Adjusting, attitude?

Later today we'll pick up the penultimate share box of the summer Community Supported Agriculture season at Amador Farm. This morning I decided to make up sourdough for baking bread tomorrow.  Meanwhile, northern Minnesota is suffering several wildfires and much of the state is experiencing a drought the likes of which we’ve not had since 1988 or the Dust Bowl. (No, I’m not quite old enough to remember the latter.) I suspect I’m not the only one looking forward to putting summer, 2021 (Delta variant summer?) behind US.

pear tree leaves turning yellow
pear tree leaves turning yellow
Photo by J. Harrington

The pear tree in the back yard has suddenly developed a case of yellow leafitis. Several branches in different locations have splotches  of yellow leaves.
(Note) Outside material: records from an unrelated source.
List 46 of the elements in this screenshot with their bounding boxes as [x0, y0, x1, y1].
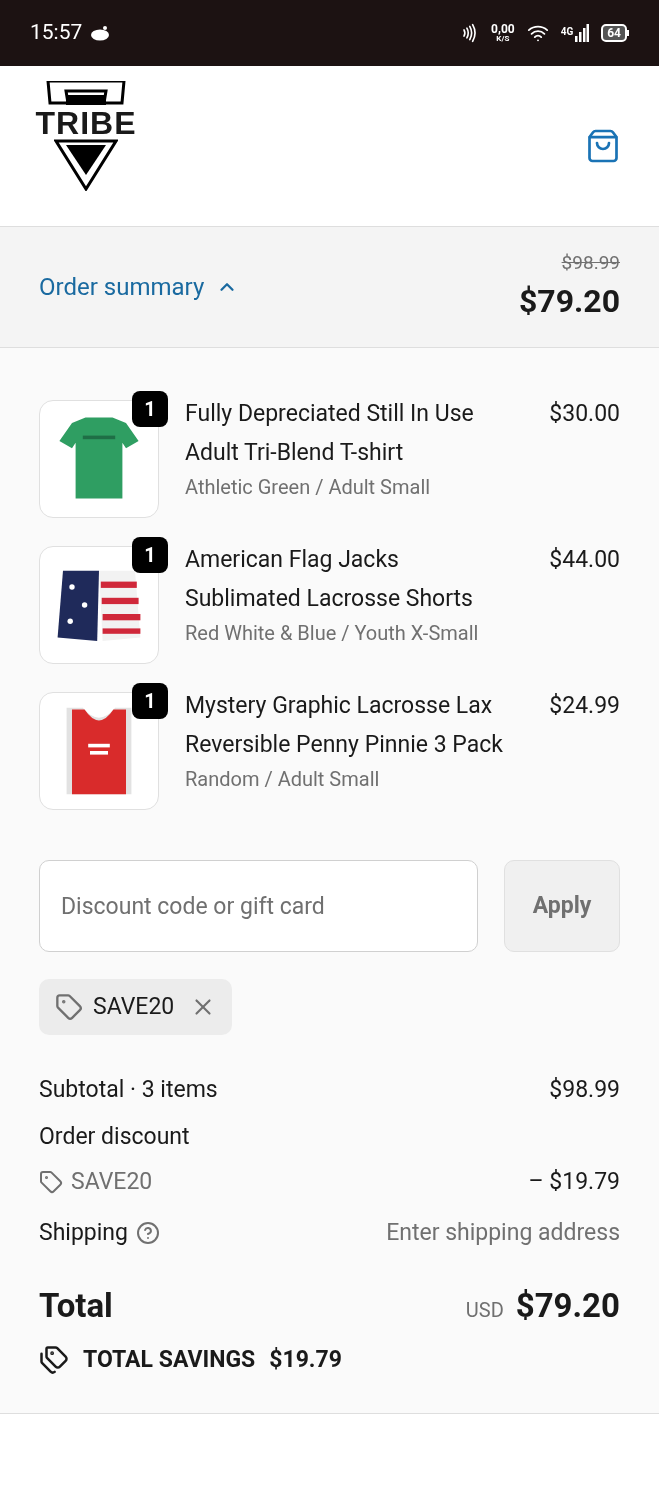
summary-price: $79.20: [518, 281, 620, 323]
discount-tag-code: SAVE20: [93, 991, 175, 1022]
tag-icon: [55, 993, 83, 1021]
help-icon[interactable]: [135, 1221, 160, 1245]
tags-icon: [39, 1344, 69, 1375]
order-summary-bar[interactable]: Order summary $98.99 $79.20: [0, 227, 659, 348]
product-variant: Red White & Blue / Youth X-Small: [185, 620, 480, 647]
shipping-label: Shipping: [39, 1217, 128, 1248]
quantity-badge: 1: [132, 683, 168, 719]
product-variant: Athletic Green / Adult Small: [185, 474, 432, 501]
network-speed: 0,00: [491, 23, 515, 35]
discount-code-field[interactable]: Discount code or gift card: [39, 860, 478, 952]
subtotal-value: $98.99: [549, 1074, 620, 1105]
product-price: $30.00: [549, 399, 620, 429]
order-summary-label: Order summary: [39, 272, 205, 303]
product-title: American Flag Jacks Sublimated Lacrosse Shorts: [185, 545, 474, 614]
original-price: $98.99: [561, 249, 620, 276]
subtotal-label: Subtotal · 3 items: [39, 1074, 218, 1105]
logo-arrow-icon: [54, 139, 118, 191]
signal-icon: [575, 24, 590, 42]
apply-button[interactable]: Apply: [504, 860, 620, 952]
currency: USD: [465, 1297, 504, 1324]
discount-code: SAVE20: [71, 1166, 153, 1197]
total-savings-label: TOTAL SAVINGS: [83, 1344, 256, 1375]
product-title: Mystery Graphic Lacrosse Lax Reversible Penny Pinnie 3 Pack: [185, 691, 504, 760]
order-discount-label: Order discount: [39, 1121, 190, 1152]
logo[interactable]: TRIBE: [38, 81, 134, 191]
network-speed-unit: K/S: [496, 35, 510, 43]
quantity-badge: 1: [132, 537, 168, 573]
product-title: Fully Depreciated Still In Use Adult Tri-Blend T-shirt: [185, 399, 475, 468]
network-type: 4G: [560, 25, 574, 39]
quantity-badge: 1: [132, 391, 168, 427]
logo-top-icon: [44, 81, 128, 107]
battery-indicator: 64: [601, 24, 627, 42]
discount-amount: – $19.79: [528, 1166, 620, 1197]
total-label: Total: [39, 1285, 113, 1327]
status-time: 15:57: [30, 19, 83, 47]
total-savings-value: $19.79: [269, 1344, 342, 1375]
product-price: $44.00: [549, 545, 620, 575]
total-value: $79.20: [515, 1285, 620, 1327]
tag-icon: [39, 1170, 63, 1194]
product-price: $24.99: [549, 691, 620, 721]
shipping-value: Enter shipping address: [386, 1217, 620, 1248]
product-variant: Random / Adult Small: [185, 766, 381, 793]
cart-icon[interactable]: [585, 128, 621, 164]
logo-text: TRIBE: [35, 107, 137, 139]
If  we were to guess, we’d attribute it to lack of water and heat stress, just like the maple leaves on the  trees in front of the house. On the other hand, the purple love grass and the sand burs seem to be invigorated by the continuing hot, dry weather but the storms of a week or ten days ago did strip all the berries from the elderberry bush.

For the first time in my life, I’ve been reading reports from avid trout anglers stating that they’ve not been going fishing for some  time because water temperatures have put enough stress on the fish that even catch and release might be more than a trout could survive. [Note to self: during the winter months research local smallmouth bass fishing.]

To effectively respond to the climate crisis, the COVID-19 pandemic and several other global issues that, unchecked, can be expected to be highly detrimental to the future of the human race, we need to remember three words: adjust, adapt, attitude. we’re facing the need to make lots of transformational changes and I suspect our attitudes may be the element most likely to present US with the biggest challenge.


The Properly Scholarly Attitude



The poet pursues his beautiful theme; 
The preacher his golden beatitude; 
And I run after a vanishing dream— 
The glittering, will-o’-the-wispish gleam 
Of the properly scholarly attitude— 
The highly desirable, the very advisable, 
The hardly acquirable, properly scholarly attitude. 

I envy the savage without any clothes, 
Who lives in a tropical latitude; 
It’s little of general culture he knows. 
But then he escapes the worrisome woes 
Of the properly scholarly attitude— 
The unceasingly sighed over, wept over, cried over, 
The futilely died over, properly scholarly attitude. 

I work and I work till I nearly am dead, 
And could say what the watchman said—that I could! 
But still, with a sigh and a shake of the head, 
“You don’t understand,” it is ruthlessly said, 
“The properly scholarly attitude— 
The aye to be sought for, wrought for and fought for, 
The ne’er to be caught for, properly scholarly attitude—” 

I really am sometimes tempted to say 
That it’s merely a glittering platitude; 
That people have just fallen into the way, 
When lacking a subject, to tell of the sway 
Of the properly scholarly attitude— 
The easily preachable, spread-eagle speechable, 
In practice unreachable, properly scholarly attitude.